With the current approach, non-urgent calls end up being treated as emergencies, said Jennifer Hunt-Poitras, Yellowknife's director of Public Safety and a former CBC journalist.
That's because the city dispatchers miss out on "detailed information that we would have if we were speaking directly to the caller." That includes picking up on clues like background noise or the caller's tone of voice, which can also signal safety issues to responders.
On occasion, Hunt-Poitras added, this has prevented city dispatchers from effectively triaging calls.
"I don't think that the importance of the dispatching agency having direct contact with the caller can be overstated," said Hunt-Poitras.
There's also a difference in internal communication. N.W.T. 911 assigns codes to a call based on the information the caller provides, and there are thousands of codes. The city, on the other hand, takes a "plain language approach," she said.

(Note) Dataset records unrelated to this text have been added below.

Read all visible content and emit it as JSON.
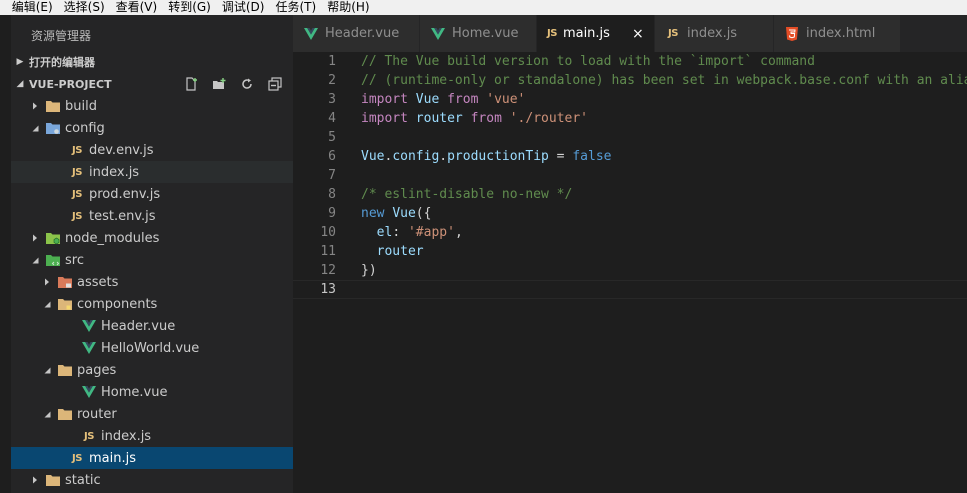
{
  "menu": {
    "items": [
      "编辑(E)",
      "选择(S)",
      "查看(V)",
      "转到(G)",
      "调试(D)",
      "任务(T)",
      "帮助(H)"
    ],
    "leading": ")"
  },
  "sidebar": {
    "title": "资源管理器",
    "open_editors_label": "打开的编辑器",
    "project_label": "VUE-PROJECT",
    "actions": [
      "new-file-icon",
      "new-folder-icon",
      "refresh-icon",
      "collapse-all-icon"
    ],
    "tree": [
      {
        "label": "build",
        "type": "folder",
        "depth": 0,
        "expanded": false
      },
      {
        "label": "config",
        "type": "folder-config",
        "depth": 0,
        "expanded": true
      },
      {
        "label": "dev.env.js",
        "type": "js",
        "depth": 1
      },
      {
        "label": "index.js",
        "type": "js",
        "depth": 1,
        "hover": true
      },
      {
        "label": "prod.env.js",
        "type": "js",
        "depth": 1
      },
      {
        "label": "test.env.js",
        "type": "js",
        "depth": 1
      },
      {
        "label": "node_modules",
        "type": "folder-node",
        "depth": 0,
        "expanded": false
      },
      {
        "label": "src",
        "type": "folder-src",
        "depth": 0,
        "expanded": true
      },
      {
        "label": "assets",
        "type": "folder-assets",
        "depth": 1,
        "expanded": false
      },
      {
        "label": "components",
        "type": "folder-components",
        "depth": 1,
        "expanded": true
      },
      {
        "label": "Header.vue",
        "type": "vue",
        "depth": 2
      },
      {
        "label": "HelloWorld.vue",
        "type": "vue",
        "depth": 2
      },
      {
        "label": "pages",
        "type": "folder-plain",
        "depth": 1,
        "expanded": true
      },
      {
        "label": "Home.vue",
        "type": "vue",
        "depth": 2
      },
      {
        "label": "router",
        "type": "folder-plain",
        "depth": 1,
        "expanded": true
      },
      {
        "label": "index.js",
        "type": "js",
        "depth": 2
      },
      {
        "label": "main.js",
        "type": "js",
        "depth": 1,
        "selected": true
      },
      {
        "label": "static",
        "type": "folder-plain",
        "depth": 0,
        "expanded": false
      }
    ]
  },
  "tabs": [
    {
      "label": "Header.vue",
      "type": "vue",
      "active": false
    },
    {
      "label": "Home.vue",
      "type": "vue",
      "active": false
    },
    {
      "label": "main.js",
      "type": "js",
      "active": true,
      "close": "×"
    },
    {
      "label": "index.js",
      "type": "js",
      "active": false
    },
    {
      "label": "index.html",
      "type": "html",
      "active": false
    }
  ],
  "editor": {
    "current_line": 13,
    "lines": [
      {
        "n": "1",
        "tokens": [
          [
            "c-comment",
            "// The Vue build version to load with the `import` command"
          ]
        ]
      },
      {
        "n": "2",
        "tokens": [
          [
            "c-comment",
            "// (runtime-only or standalone) has been set in webpack.base.conf with an alias."
          ]
        ]
      },
      {
        "n": "3",
        "tokens": [
          [
            "c-import",
            "import"
          ],
          [
            "c-plain",
            " "
          ],
          [
            "c-ident",
            "Vue"
          ],
          [
            "c-plain",
            " "
          ],
          [
            "c-import",
            "from"
          ],
          [
            "c-plain",
            " "
          ],
          [
            "c-str",
            "'vue'"
          ]
        ]
      },
      {
        "n": "4",
        "tokens": [
          [
            "c-import",
            "import"
          ],
          [
            "c-plain",
            " "
          ],
          [
            "c-ident",
            "router"
          ],
          [
            "c-plain",
            " "
          ],
          [
            "c-import",
            "from"
          ],
          [
            "c-plain",
            " "
          ],
          [
            "c-str",
            "'./router'"
          ]
        ]
      },
      {
        "n": "5",
        "tokens": []
      },
      {
        "n": "6",
        "tokens": [
          [
            "c-ident",
            "Vue"
          ],
          [
            "c-plain",
            "."
          ],
          [
            "c-ident",
            "config"
          ],
          [
            "c-plain",
            "."
          ],
          [
            "c-ident",
            "productionTip"
          ],
          [
            "c-plain",
            " = "
          ],
          [
            "c-kw",
            "false"
          ]
        ]
      },
      {
        "n": "7",
        "tokens": []
      },
      {
        "n": "8",
        "tokens": [
          [
            "c-comment",
            "/* eslint-disable no-new */"
          ]
        ]
      },
      {
        "n": "9",
        "tokens": [
          [
            "c-kw",
            "new"
          ],
          [
            "c-plain",
            " "
          ],
          [
            "c-ident",
            "Vue"
          ],
          [
            "c-plain",
            "({"
          ]
        ]
      },
      {
        "n": "10",
        "tokens": [
          [
            "c-plain",
            "  "
          ],
          [
            "c-ident",
            "el"
          ],
          [
            "c-plain",
            ": "
          ],
          [
            "c-str",
            "'#app'"
          ],
          [
            "c-plain",
            ","
          ]
        ]
      },
      {
        "n": "11",
        "tokens": [
          [
            "c-plain",
            "  "
          ],
          [
            "c-ident",
            "router"
          ]
        ]
      },
      {
        "n": "12",
        "tokens": [
          [
            "c-plain",
            "})"
          ]
        ]
      },
      {
        "n": "13",
        "tokens": []
      }
    ]
  },
  "colors": {
    "selected_row": "#094771",
    "vue_green": "#41b883",
    "js_yellow": "#e5c07b",
    "html_orange": "#e44d26"
  }
}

About 70 per cent of calls for emergency services still go to Yellowknife's 2222 number, said Hunt-Poitras. She wants 911 to transfer the remainder of fire and EMS calls directly to the city's dispatch centre, similar to how it transfers calls for police to RCMP.
City looking to beef up its own dispatch service
The city is looking to scale up its emergency dispatch service to provide some of that pre-arrival instruction that 911 offers — potentially increasing costs.
The city budgeted $843,000 for its dispatch centre at the fire hall this year.
During budget deliberations last December, city council considered spending $49,000 on medical dispatch software that would help city dispatchers give pre-arrival medical instructions to a caller while they await an ambulance.
Mayor Rebecca Alty pushed back.
"I'm not sure that we need to provide the same service as 911, and that's what I see us doing with this duplication," she said.
Alty said she hoped more residents would call 911 in emergencies "because we are paying for it. Every month I'm paying for 911, and my GNWT taxes are paying for it, so to add my city taxes to be paying for the same service is just a lot of the same resources."
One person who works in emergency services and requested anonymity to protect their employment, equated enhancing the city's dispatch services to "attempting to develop a duplicate system" at an extra cost to taxpayers, as 911 already provides pre-arrival care.
The person is perplexed by the city's continued promotion of 2222 online, and in stickers on the backs of city vehicles.
"There's huge liability for the city, and for those callers of getting a lower level of care, so it doesn't quite make sense," the person said.
City council struck the software from its budget last year, but Hunt-Poitras said her division is still looking to get medical dispatch software.
It's also entered into a contract for translation services in more than 200 languages, she said, and in the next two weeks city dispatchers will be able to take calls from people with hearing or speech impairments.
In the meantime, Hunt-Poitras said when city dispatchers get "life-critical" calls that require immediate medical attention, they can transfer those calls to 911.
She said the notion that the city is duplicating 911 services is based on a misunderstanding of how emergency services operate in Yellowknife, and in the territory more broadly.
"They (911) have an expanded dispatching function out of necessity because they also serve small communities that don't have a professional emergency service dispatching service," she said.
Hunt-Poitras said for the time being, "it's a benefit to the public" to have both services.
The city is working with MACA now, said Hunt-Poitras, to get clarity around the city's and territory's respective roles and responsibilities when it comes to emergency dispatch. MACA didn't confirm this work to CBC News.
"Once we get clarity around whether or not N.W.T. 911 will transfer the calls directly to us, then we can look at amalgamating our protocols, and we're open to that," said Hunt-Poitras.